Posted: May 04, 2012

Former Philadelphia Superintendent Arlene C. Ackerman became a poster child for bad buyout deals when the district was forced to shell out nearly $1 million last year to end her contract.

Ackerman was paid a whopping $905,000 in salary and $83,000 for unused personal and vacation days. It was a huge payout for a cash-strapped district struggling to plug a budget gap.

Fortunately, that experience helped prompt the state Senate to unanimously pass a bill that would limit how much public-school systems may pay departing administrators.

If also adopted by the House, the bill sponsored by Sen. Jeffrey Piccola (R., Dauphin) would implement commonsense measures in negotiating pay packages with school superintendents across the state.

The bill falls short in failing to address superintendents’ salaries. Pennsylvania would do well to take a lesson from New Jersey, where Gov. Christie ordered salary caps for school leaders based on district enrollment rather than arbitrary standards.

The Pennsylvania legislation essentially requires school districts to use the powers they already have to negotiate contracts without golden parachutes that include hundreds of thousands of dollars in cash, health-care benefits, car allowances, mortgage payments, and other perks.

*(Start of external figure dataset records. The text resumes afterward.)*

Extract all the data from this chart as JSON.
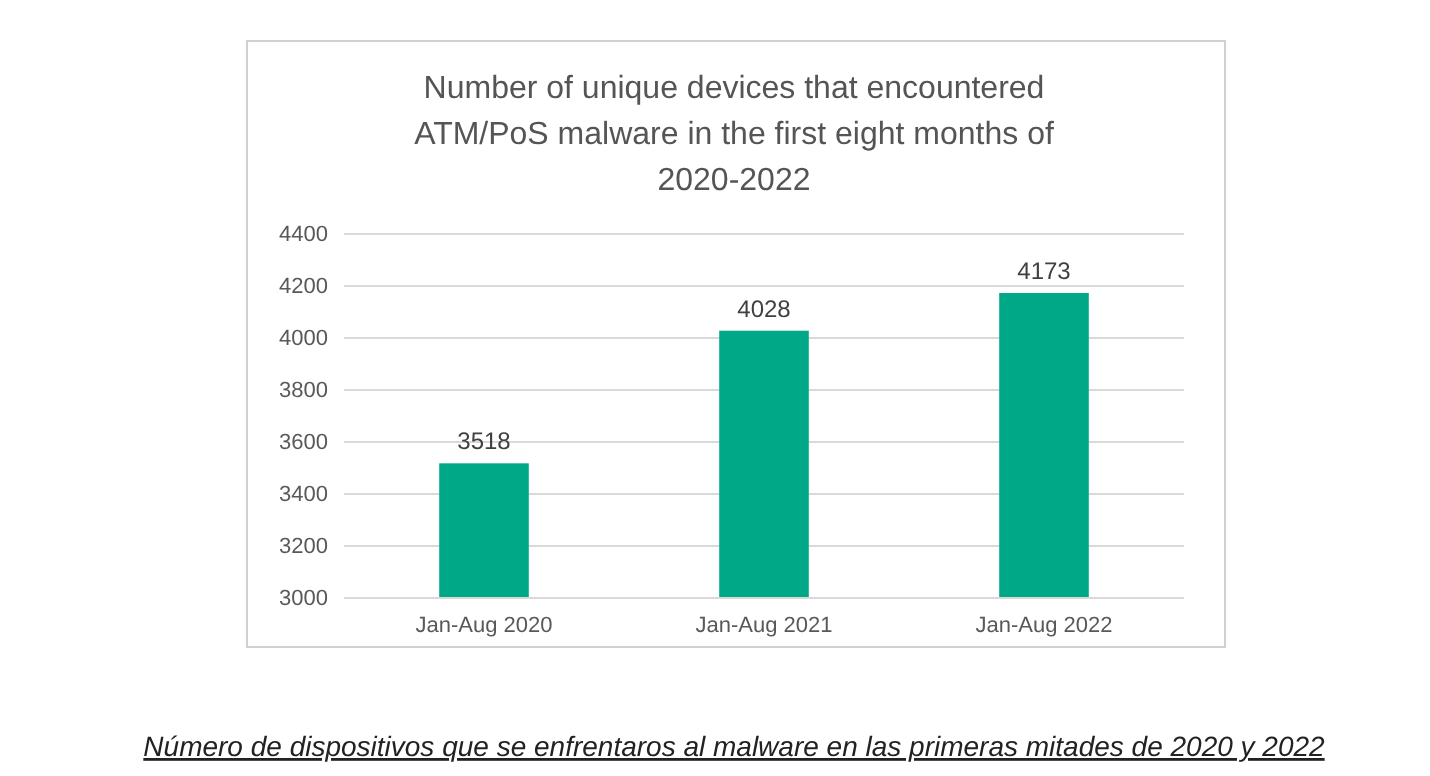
{
  "chart_data": {
    "type": "bar",
    "title": "Number of unique devices that encountered ATM/PoS malware in the first eight months of 2020-2022",
    "categories": [
      "Jan-Aug 2020",
      "Jan-Aug 2021",
      "Jan-Aug 2022"
    ],
    "values": [
      3518,
      4028,
      4173
    ],
    "color": "#00a887",
    "ylim": [
      3000,
      4400
    ],
    "yticks": [
      3000,
      3200,
      3400,
      3600,
      3800,
      4000,
      4200,
      4400
    ],
    "grid": "y",
    "data_labels": true,
    "annotations": [
      "Número de dispositivos que se enfrentaros al malware en las primeras mitades de 2020 y 2022"
    ]
  }
}
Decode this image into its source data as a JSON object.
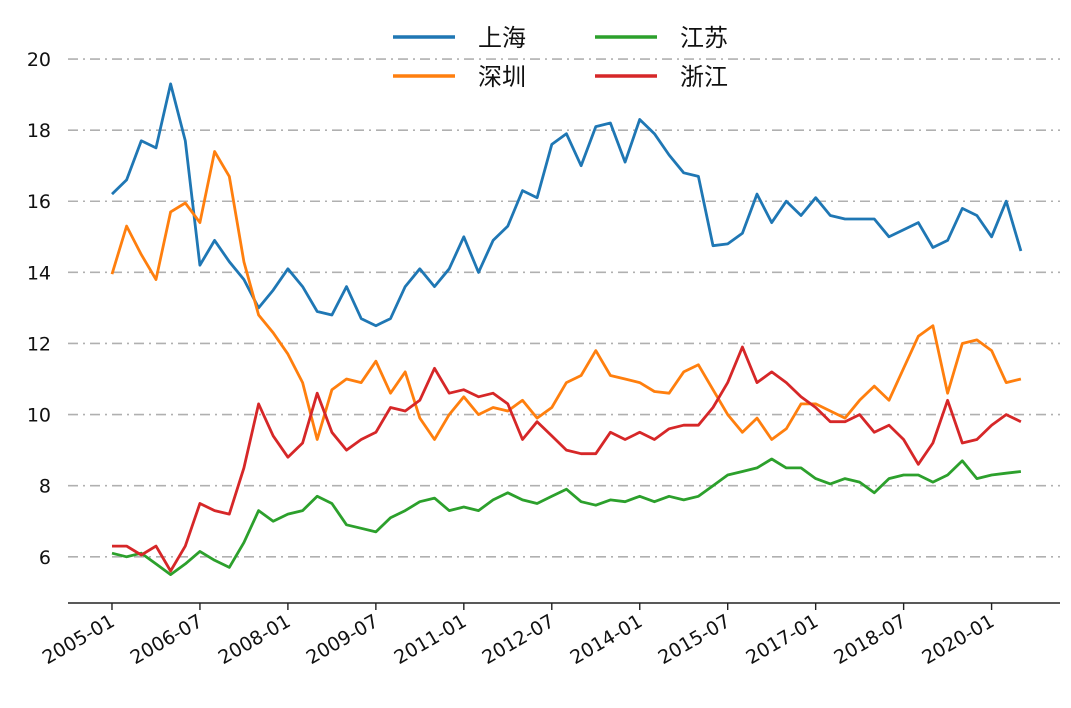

The measure would cap payouts to superintendents or assistant superintendents who leave with more than two years remaining on their contracts to the equivalent of one year’s salary and benefits.

Those who leave with less than two years on their contracts could receive no more than half of the total salary and benefits owed to them under the remaining contract.

Those provisions should help districts that negotiate extended contracts with their school chiefs despite knowing that most superintendents rarely last more than three to five years. Only months after renewing Ackerman’s contract for three years, the Philadelphia School Reform Commission began negotiating her departure.

The district had to bear responsibility for Ackerman’s entire buyout package after a secret deal fell through to finance part of the payout with cash from anonymous donors who initially pledged $405,000.

But Ackerman isn’t the only administrator to receive such a generous farewell package.

Allentown schools chief Gerald Zahorchak, a former state education secretary, was paid $250,000 to leave his post last year. And the Carbondale Area School District reportedly may spend $320,000 when Superintendent Dominick F. Famularo retires next month and is given a package that includes 500 accrued vacation and sick days.

Piccola’s bill would limit payouts for unused sick leave for some employees. It would also require school boards to conduct an annual performance review of superintendents and put that information online. It would also require severance packages to be spelled out in public records.

Any time public dollars are spent, there should be transparency to assure there is nothing improper about the arrangements. Superintendents deserve to be paid well, but classrooms shouldn’t be shortchanged.